AndrewPardoe commented 8 years ago

Hey 8thMage, send me mail--it's my firstname.lastname@microsoft.com--and I'll loop you in with the linker dev who can explain these things for you. We've never really documented this area as there are so few people who are interested :-/

8thMage commented 8 years ago

I sent it, but you have not responded, please tell if you didn't get it.

avakar commented 8 years ago

Wouldn't it be better to keep the discussion here? So that other people can benefit from it in the future?

AndrewPardoe commented 8 years ago

@8thMage, I was sleeping :) I sent mail a couple hours ago.

@avakar, email and Skype can be more expedient than GitHub issues. We will roll back anything we've learned or discovered from this conversation to a public forum.
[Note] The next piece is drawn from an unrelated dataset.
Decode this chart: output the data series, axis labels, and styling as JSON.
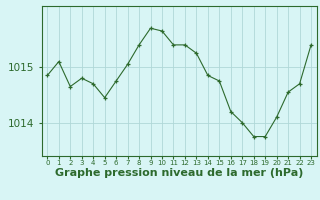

Dazler commented 7 years ago

What i think is both the variables are acting as a pointer ..because in memory, u have created only one instance of your image, and first you have stored address of that instance into function parameter and then again into variable used in function, that's why you are not getting any difference in hex places for both variables, since both are pointing to the address of the picture simultaneously.

skochinsky commented 7 years ago

Yes, the compiler probably reused the incoming argument slot for the local variable (it can do that because you don't use the argument anywhere else) so both point to the same stack location. You can verify by checking the generated assembly.